I had a suprising problem today when one of my tests started failing after I had done a little refactoring. You see, I'd had this ActiveRecord class that was doing some reporting (massive data extraction) and it was originally using a pretty ugly SQL statement:


Model.find_in_batches("Massive SQL statement") do |models|
  models.each do |model|
    models_to_compare = Model.scope_with_other_joins
  end
end

Naturally, I wanted to make that SQL statement go away, and use a bundle of named scopes instead. I had good tests wrapping this area already, so I set autotest running and started hacking away:


Model.scope_with_some_joins.find_in_batches do |models|
  models.each do |mdl|
    other_comparisons = Model.scope_with_other_joins
  end
end

Note that both queries (line 1 and line 3) have similar joins involved. Now, my tests started failing on line 3 -- I get a runtime error showing me that for some reason when running the second query it's maintaining the join scope from the outer query, giving me an "ambigious column" error because there is one table that is joined in from both queries. Now, this "some reason" is really just that this is the way it's designed....the whole point of a "scope" is to be able to nest other things inside of it. In my case, though, I needed the line three query to be totally seperate and distinct. It took some googling and stack-overflowing (love that community), but here's what I discovered:

Model.scope_with_some_joins.find_in_batches do |models|
  models.each do |mdl|
    Model.send(:with_exclusive_scope) do
      other_comparisons = Model.scope_with_other_joins
    end
  end
end

this protected "with_exclusive_scope" method resets the scope entirely for that model within that block. Thus, you're able to have a clean query regardless of the surrounding context. Now, I'm not saying that this hack of sending a protected method is a good idea anytime, but in my case I didn't have an easy way to get around it (other than leaving the SQL statement in place). It's still cleaner to me than having that giant SQL string I had in the code before, and maybe once I do a little more reading on the subject I'll get an even better idea. Other suggestions welcome!
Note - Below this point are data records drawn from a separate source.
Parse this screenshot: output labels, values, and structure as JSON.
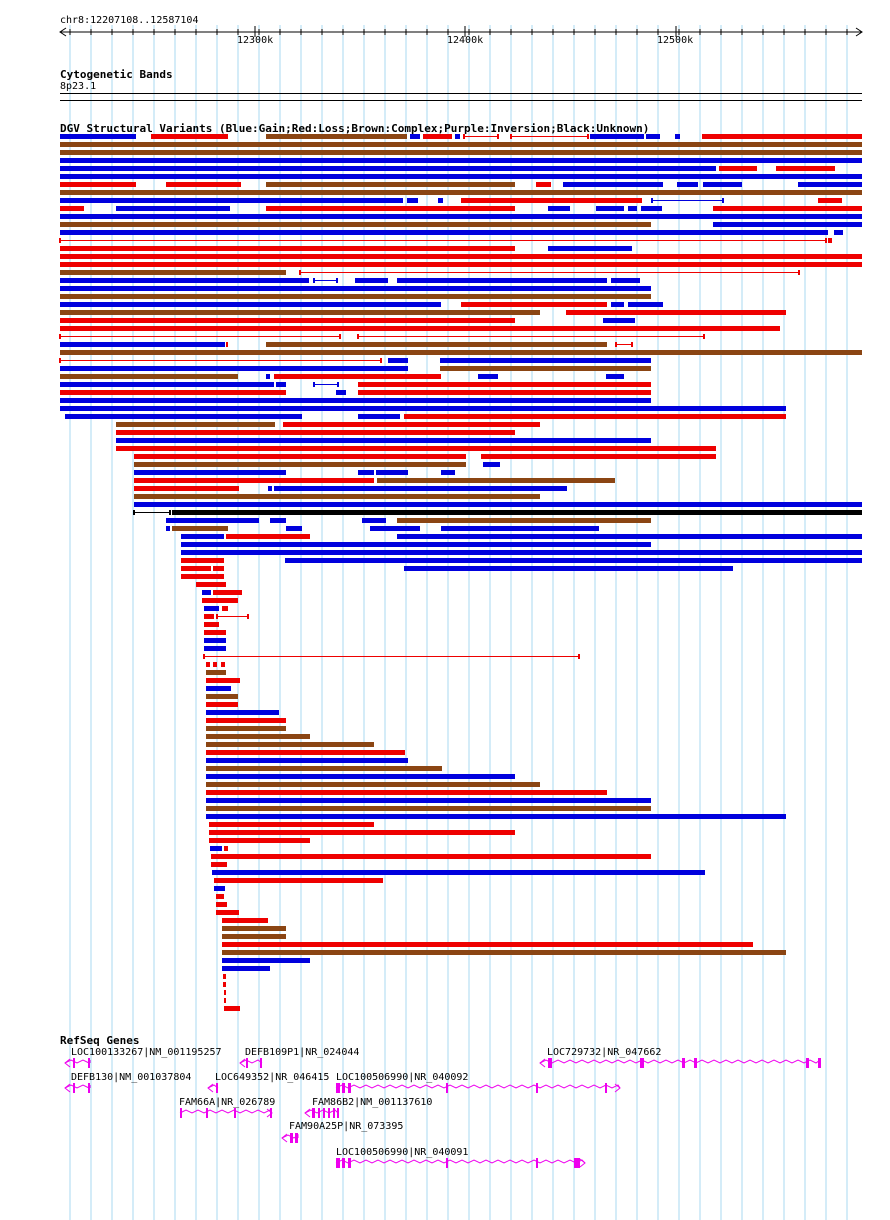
{
  "ruler": {
    "coordinates": "chr8:12207108..12587104",
    "ticks": [
      "12300k",
      "12400k",
      "12500k"
    ]
  },
  "tracks": {
    "cytoband": {
      "title": "Cytogenetic Bands",
      "band": "8p23.1"
    },
    "dgv": {
      "title": "DGV Structural Variants (Blue:Gain;Red:Loss;Brown:Complex;Purple:Inversion;Black:Unknown)"
    },
    "refseq": {
      "title": "RefSeq Genes",
      "genes": [
        {
          "name": "LOC100133267|NM_001195257"
        },
        {
          "name": "DEFB109P1|NR_024044"
        },
        {
          "name": "LOC729732|NR_047662"
        },
        {
          "name": "DEFB130|NM_001037804"
        },
        {
          "name": "LOC649352|NR_046415"
        },
        {
          "name": "LOC100506990|NR_040092"
        },
        {
          "name": "FAM66A|NR_026789"
        },
        {
          "name": "FAM86B2|NM_001137610"
        },
        {
          "name": "FAM90A25P|NR_073395"
        },
        {
          "name": "LOC100506990|NR_040091"
        }
      ]
    }
  },
  "colors": {
    "gain": "#0000dd",
    "loss": "#ee0000",
    "complex": "#8b4513",
    "inversion": "#800080",
    "unknown": "#000000",
    "gene": "#ee00ee",
    "grid": "#a8d8f0"
  }
}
Thursday, January 21, 2010

Autotest saves the day

This is not a tutorial on how to setup autotest on your machine. People have already done that plenty of times, a good one is here.

I'm just writing to say what a big difference it's made for me. My first job was at a "test-everything" development shop. I really agreed with the notion of having solid tests surrounding all possible code, and running them before every commit/deployment. The problem for me arose when I moved to start my own business. Without all that peer pressure (I'm working as the only development talent currently), it's easy to fall off the wagon. Especially when using tools that don't exactly integrate testing into your workflow. Typically I'd write tests around all new code, and run them before committing, but if I was making a quick change just to format something better or to fix a bug, I was often hurried enough to not only write no new tests, but to not run any of my current tests before committing just to get the damn thing out the door.

Autotest silently runs in the background, running your tests anytime you change a file. Not only that, it can be configured to use Growl to notify you every time a test breaks. Now I don't even have to think about it. Every time I press command-S, my tests get run and I know that at the least I haven't broken anything that's currently covered.

Of course the limitation is that you must write tests in the first place. Having your tests run all the time without any real coverage doesn't save you much. For me, though, just knowing that my tests are being run consistently gives me more motivation to write more of them, more often. If you're a rails developer, just try it. It's really not too much of a time commitment to set up, and if you're like me you'll be suddenly one giant step closer to being the unit-testing-guru that you always wished you were.